Con questo lugubre post (dove, come ho già detto e ripetuto, alla fine il bene non ci pensa nemmeno a prevalere) partecipo al Venerdì del Libro di Homemademamma e auguro buone letture a chiunque passi di qua: fuori è ancora freddo e il tempo del piumone e del kotatsu non è ancora passato, ma una buona lettura d'inverno è sempre indicata.

mercoledì 14 febbraio 2018

Eterna malattia

Negli ultimi mesi, mentre navigavo tra un sintomo strascicato e l'altro, un giorno mangiando male, un giorno mal dormendo, un altro digerendo a stento e l'altro ancora sentendomi sfinita per l'immane sforzo richiestomi dal mangiare, dal dormire e dal digerire, il tutto unito all'immane fatica di recarmi a fare il mio onesto lavoro - unica cosa che riesce a tenere uniti i fili ancora sfilacciati della mia grama esistenza - mi tornava con insistenza alla mente una delle più orride canzoni mai sentite a Sanremo, ovvero "Eterna malattia", cantata (male) da tale Bertin Osborne, di cui mi guarderò bene dal postare il link - mi auguro anzi di essere l'unica sventurata che ancora se la ricorda, in virtù di una tenace memoria che non sempre è un vantaggio. Tale canzone sviluppava il tema assai consueto dell'amore come dolce malattia che fa male e che fa bene, con una singolare rozzezza sia nella musica che nelle parole.
Quanto alla mia personale eterna malattia, piuttosto scevra da complicazioni romantiche, mi rende ancora assai sensibile a qualsiasi malanno circoli per il mondo; ma va pur detto che quest'anno l'influenza è assai perversa e ha mietuto vittime nelle sue forme più strane anche tra persone che invero godono abitualmente di buona salute, e la forma con cui è approdata fino a me è una curiosa infiammazione che, partendo dalla gola, ha interessato il trigemino e pure un braccio che si è mirabilmente gonfiato costringendomi a mettermi per la terza volta quest'anno in malattia. Eccheppalle.
Tuttavia gli sfiammanti stanno sfiammando anche zone insospettabili, e improvvisamente mangiare è tornata una attività piuttosto piacevole. Così, tra una tachipirina e un deflogistico passo le giornate a dormire, e le nottate anche, facendo sogni decisamente strani ma non privi di una loro piacevolezza, e ho pure ripreso a leggere.
Siccome è San Valentino però ho pensato di mettere qui due delle mie canzoni d'amore preferite, dedicate alla grande potenza di questo nobile sentimento invece che al suo aspetto medico: la canzone di Fenton nel Falstaff


splendida e inarrivabile descrizione dell'amore tra ragazzi, e la grandiosa The Power of Love che su di me ha sempre un magico effetto rigenerante, come una doccia sotto una cascata (almeno immagino, perché io una doccia sotto una cascata purtroppo non ho mai avuto il piacere di farla).

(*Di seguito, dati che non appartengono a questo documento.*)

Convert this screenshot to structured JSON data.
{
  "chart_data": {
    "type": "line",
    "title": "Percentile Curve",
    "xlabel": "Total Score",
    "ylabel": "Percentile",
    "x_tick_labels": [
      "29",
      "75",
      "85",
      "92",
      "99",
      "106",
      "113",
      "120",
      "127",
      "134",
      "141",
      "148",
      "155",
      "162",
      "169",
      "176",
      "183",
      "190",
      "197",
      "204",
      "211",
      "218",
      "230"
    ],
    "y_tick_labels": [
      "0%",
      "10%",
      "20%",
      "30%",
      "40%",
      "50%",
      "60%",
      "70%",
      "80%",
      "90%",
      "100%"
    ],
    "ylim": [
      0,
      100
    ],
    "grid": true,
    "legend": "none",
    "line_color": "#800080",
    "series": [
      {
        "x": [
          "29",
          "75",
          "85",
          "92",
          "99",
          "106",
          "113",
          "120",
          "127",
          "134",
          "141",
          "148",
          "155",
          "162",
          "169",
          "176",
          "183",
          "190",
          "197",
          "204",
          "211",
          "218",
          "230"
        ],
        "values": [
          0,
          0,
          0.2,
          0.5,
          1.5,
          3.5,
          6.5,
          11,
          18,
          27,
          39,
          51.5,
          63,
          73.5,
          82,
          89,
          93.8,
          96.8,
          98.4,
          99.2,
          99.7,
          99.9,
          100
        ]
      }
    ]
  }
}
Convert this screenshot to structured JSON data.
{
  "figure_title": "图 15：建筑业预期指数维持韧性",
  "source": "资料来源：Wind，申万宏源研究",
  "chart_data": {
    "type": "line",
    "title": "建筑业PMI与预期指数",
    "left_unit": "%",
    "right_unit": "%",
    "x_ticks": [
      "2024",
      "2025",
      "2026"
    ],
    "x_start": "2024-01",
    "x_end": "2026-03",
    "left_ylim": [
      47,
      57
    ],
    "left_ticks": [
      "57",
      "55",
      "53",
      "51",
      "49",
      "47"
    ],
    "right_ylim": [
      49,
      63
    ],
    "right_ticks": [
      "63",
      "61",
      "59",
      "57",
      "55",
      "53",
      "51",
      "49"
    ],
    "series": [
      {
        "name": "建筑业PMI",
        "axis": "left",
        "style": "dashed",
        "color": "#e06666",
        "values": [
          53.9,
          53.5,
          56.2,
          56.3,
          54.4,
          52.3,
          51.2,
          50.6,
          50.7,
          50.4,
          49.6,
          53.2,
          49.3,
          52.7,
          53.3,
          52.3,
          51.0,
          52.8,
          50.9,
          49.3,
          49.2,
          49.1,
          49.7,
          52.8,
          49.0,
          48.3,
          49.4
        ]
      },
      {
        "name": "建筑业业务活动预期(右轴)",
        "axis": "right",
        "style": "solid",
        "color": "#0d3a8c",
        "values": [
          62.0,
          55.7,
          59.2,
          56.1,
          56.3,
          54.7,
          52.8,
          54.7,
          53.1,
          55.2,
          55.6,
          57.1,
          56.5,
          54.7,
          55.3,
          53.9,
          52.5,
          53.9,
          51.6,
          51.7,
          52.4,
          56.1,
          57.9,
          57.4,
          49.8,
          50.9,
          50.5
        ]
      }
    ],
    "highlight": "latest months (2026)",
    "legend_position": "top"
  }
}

Oltre che una malattia, l'amore è la più grande cura di ogni male secondo me, e davanti al suo potere i malanni scompaiono per lasciare il posto a un ben più grandioso ordine di idee e di sentimenti.
Con i migliori auguri a tutti quelli che passano da qua - e un pochino anche a me, che vorrei tanto diventare meno lamentosa.